The summit, hosted by President Obama, will bring together leaders of government, education, philanthropy and business, along with others who are trying to broaden access to high-quality early-childhood education. The president and others believe high-quality preschool is linked to future success in education and careers.

Julian Castro, U.S. secretary of Housing and Urban Development, praised PRE4CLE when he visited Cleveland in late October.

“America is watching Cleveland and communities like it that are taking bold steps in early childhood education,” he said during a news conference at the Bingham Early Learning Center on Central Avenue.

Castro and Roberto Rodriguez, a special assistant to President Obama on education, were in Cleveland to build awareness in advance of the summit.

The two men also appeared at a private roundtable discussion at the Idea Center on Playhouse Square. The guest list included nearly 75 leaders from business, philanthropy and government.

Castro, who was named HUD secretary in July, led a preschool expansion as mayor of San Antonio.

CMSD and other high-quality providers linked hands this year in PRE4CLE. The network has already added 335 slots – 260 of those from the District – and seeks to create 2,000 by 2016.

Expanded prekindergarten is part of The Cleveland Plan, a state-approved blueprint for reform.

According to the Center on Urban Poverty at Case Western Reserve University, Cleveland had 3,530 seats in high-quality preschools last year, but only 2,857 were filled. That was for children ages 3 to 5. The city had more than 13,000 children in that age group.

Overseen by the Cleveland Early Childhood Compact, PRE4CLE markets programs that score well on the standards set by Ohio's Step Up to Quality program.

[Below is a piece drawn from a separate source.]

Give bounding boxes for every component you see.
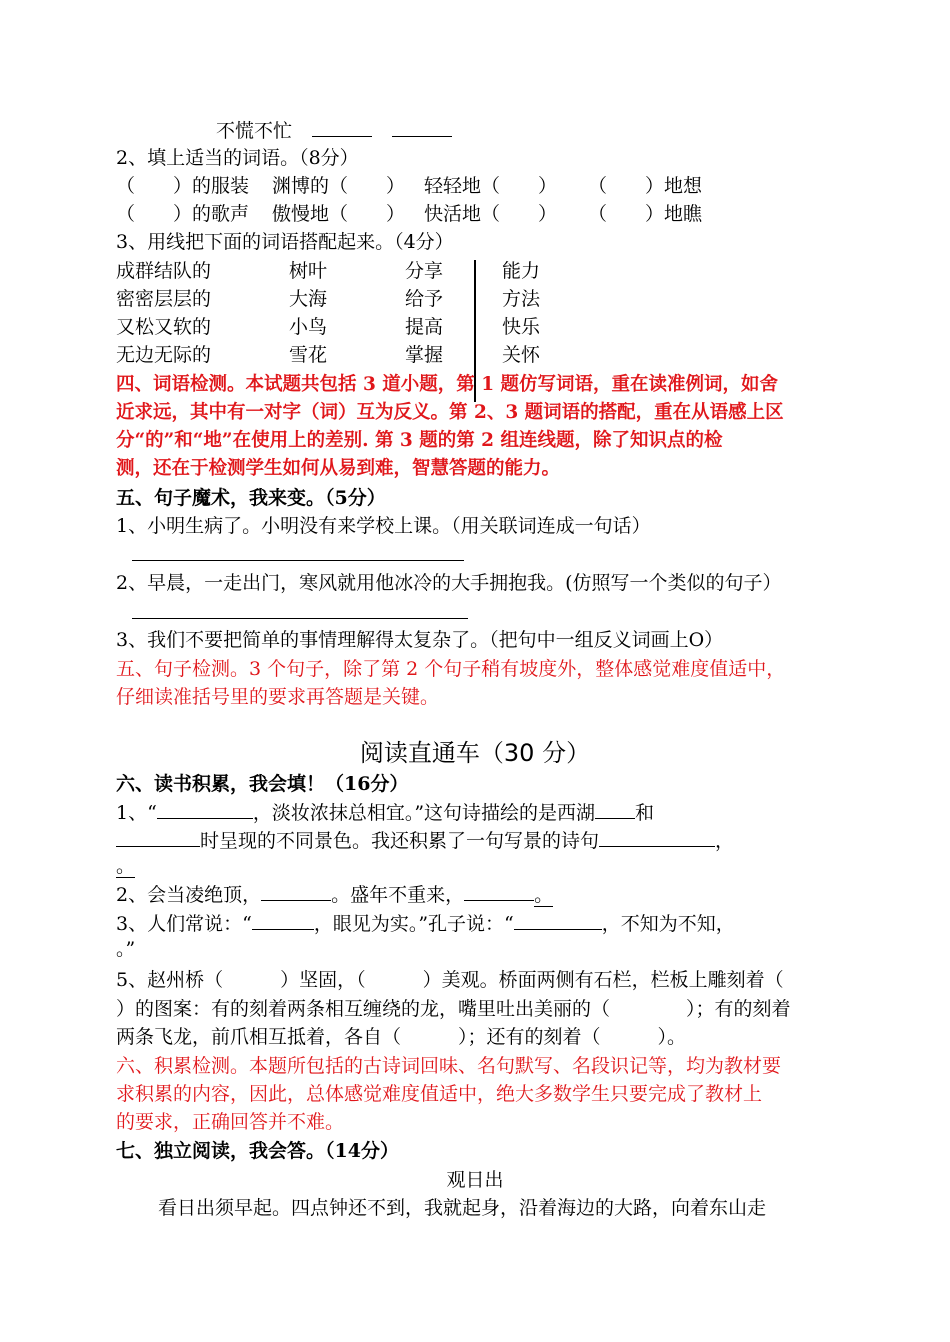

PRE4CLE will help preschools gain certification as high-quality providers and hopes to eventually assist families with paying for transportation and tuition, barriers that can prevent them from taking advantage of preschool. CMSD offers prekindergarten for free.

CMSD committed $2.5 million toward the $15 million that PRE4CLE projected it would need in its first year. The 260 seats that CMSD added this year raised the District’s total by 25 percent, to 1,020.